The behavioural and social drivers of immunisation should be identified to guide focused interventions and strategies to engage communities to accelerate the demand for vaccination, she added.
The regional director emphasised the need for periodic mapping of at-risk populations and for developing actionable plans to address gaps in immunisation.
Noting that routine immunisation coverage in the region has been highly variable, she said several countries have maintained high childhood vaccination coverage even during the COVID-19 pandemic and are now accelerating progress.
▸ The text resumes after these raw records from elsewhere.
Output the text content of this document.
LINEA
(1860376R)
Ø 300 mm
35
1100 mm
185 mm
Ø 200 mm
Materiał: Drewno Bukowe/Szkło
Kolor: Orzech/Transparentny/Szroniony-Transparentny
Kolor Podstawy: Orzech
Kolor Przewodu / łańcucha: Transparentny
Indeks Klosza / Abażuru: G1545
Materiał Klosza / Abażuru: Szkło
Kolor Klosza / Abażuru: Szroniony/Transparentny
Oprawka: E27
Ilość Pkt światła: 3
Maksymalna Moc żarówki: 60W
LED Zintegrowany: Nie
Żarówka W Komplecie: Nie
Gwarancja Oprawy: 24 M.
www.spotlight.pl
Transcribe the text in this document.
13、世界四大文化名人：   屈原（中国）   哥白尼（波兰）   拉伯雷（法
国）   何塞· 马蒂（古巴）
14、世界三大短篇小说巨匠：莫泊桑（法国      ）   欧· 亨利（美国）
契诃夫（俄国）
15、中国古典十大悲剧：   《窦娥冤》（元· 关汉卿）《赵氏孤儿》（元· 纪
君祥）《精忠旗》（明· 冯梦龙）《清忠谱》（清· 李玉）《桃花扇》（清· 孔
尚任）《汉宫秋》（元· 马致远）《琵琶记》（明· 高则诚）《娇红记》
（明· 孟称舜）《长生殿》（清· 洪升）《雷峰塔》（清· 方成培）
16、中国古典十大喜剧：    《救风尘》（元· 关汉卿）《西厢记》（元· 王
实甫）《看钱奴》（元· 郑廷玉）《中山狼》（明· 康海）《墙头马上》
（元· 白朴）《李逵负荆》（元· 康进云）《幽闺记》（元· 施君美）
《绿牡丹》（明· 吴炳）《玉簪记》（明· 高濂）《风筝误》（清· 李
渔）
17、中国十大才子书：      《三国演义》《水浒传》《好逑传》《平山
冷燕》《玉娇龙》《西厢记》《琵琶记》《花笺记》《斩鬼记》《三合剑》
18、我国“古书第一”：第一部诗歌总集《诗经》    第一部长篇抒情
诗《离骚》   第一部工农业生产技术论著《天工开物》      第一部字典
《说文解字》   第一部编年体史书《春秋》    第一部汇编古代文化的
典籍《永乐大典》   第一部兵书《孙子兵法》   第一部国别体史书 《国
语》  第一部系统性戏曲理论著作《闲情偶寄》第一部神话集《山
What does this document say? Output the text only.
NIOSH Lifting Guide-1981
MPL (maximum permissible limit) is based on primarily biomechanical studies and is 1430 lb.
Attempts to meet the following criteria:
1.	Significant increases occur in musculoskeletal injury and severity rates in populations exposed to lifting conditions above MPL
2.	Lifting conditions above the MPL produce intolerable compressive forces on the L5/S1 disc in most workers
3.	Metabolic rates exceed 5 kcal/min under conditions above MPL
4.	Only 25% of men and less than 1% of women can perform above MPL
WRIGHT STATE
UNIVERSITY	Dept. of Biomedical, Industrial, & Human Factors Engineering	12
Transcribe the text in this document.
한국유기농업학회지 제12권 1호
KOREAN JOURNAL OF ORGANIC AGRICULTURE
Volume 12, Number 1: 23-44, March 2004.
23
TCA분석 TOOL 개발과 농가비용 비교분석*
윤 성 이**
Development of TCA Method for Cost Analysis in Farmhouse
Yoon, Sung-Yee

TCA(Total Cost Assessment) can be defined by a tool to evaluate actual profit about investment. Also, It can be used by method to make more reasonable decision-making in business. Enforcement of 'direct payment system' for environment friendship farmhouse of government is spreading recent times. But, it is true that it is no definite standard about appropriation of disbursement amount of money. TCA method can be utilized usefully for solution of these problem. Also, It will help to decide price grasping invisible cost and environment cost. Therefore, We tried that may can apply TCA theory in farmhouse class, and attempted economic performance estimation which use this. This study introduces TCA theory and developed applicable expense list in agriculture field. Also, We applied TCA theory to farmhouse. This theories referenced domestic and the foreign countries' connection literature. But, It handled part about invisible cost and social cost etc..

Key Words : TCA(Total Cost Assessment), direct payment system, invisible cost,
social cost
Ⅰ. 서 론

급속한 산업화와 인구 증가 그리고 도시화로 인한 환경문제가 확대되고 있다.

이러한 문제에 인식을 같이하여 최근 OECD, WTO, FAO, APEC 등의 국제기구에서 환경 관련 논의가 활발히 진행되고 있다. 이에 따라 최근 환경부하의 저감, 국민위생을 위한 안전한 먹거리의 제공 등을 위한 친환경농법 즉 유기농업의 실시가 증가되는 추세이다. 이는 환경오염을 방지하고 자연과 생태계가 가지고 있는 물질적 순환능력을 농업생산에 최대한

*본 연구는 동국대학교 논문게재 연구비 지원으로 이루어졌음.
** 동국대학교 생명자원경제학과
Some others where coverage declined in 2020 but stabilised in 2021 and 2022 can now reach pre-pandemic levels. However, there are also countries where coverage continues to be sub-optimal.
Singh commended Timor-Leste for introducing the pneumococcal vaccine in the catch-up campaigns and Nepal for becoming the fourth country globally to introduce the typhoid conjugate vaccine in 2022.
She also complimented Bangladesh for restoring immunisation services to pre-Covid levels by June 2020; India for launching an intensified vaccination drive, Mission Indradhanush; and Indonesia for completing the readiness requirements for use of the novel oral polio vaccine type 2 within a record time of two weeks from the notification of type 2 circulating vaccine-derived polio outbreak in November 2022.
The WHO South-East Asia region continues to be free of wild poliovirus and sustains its maternal and neonatal tetanus elimination status, she added.
With persistent effort over the years, routine immunisation coverage in the region had crossed 90 per cent in 2019. The number of zero dose children declined from over 5 million in 2010 to 2 million in 2019, according to Singh.
However, during the COVID-19 pandemic, the coverage of DPT3 (third dose of vaccine to protect against diphtheria, pertussis and tetanus), which is the standard indicator to measure vaccination coverage, declined from 91 per cent in 2019 to 85 per cent in 2020 and fell further to 82 per cent in 2021, sharply increasing the number of unvaccinated and under-vaccinated children in a region which has the biggest birth cohort, Singh said.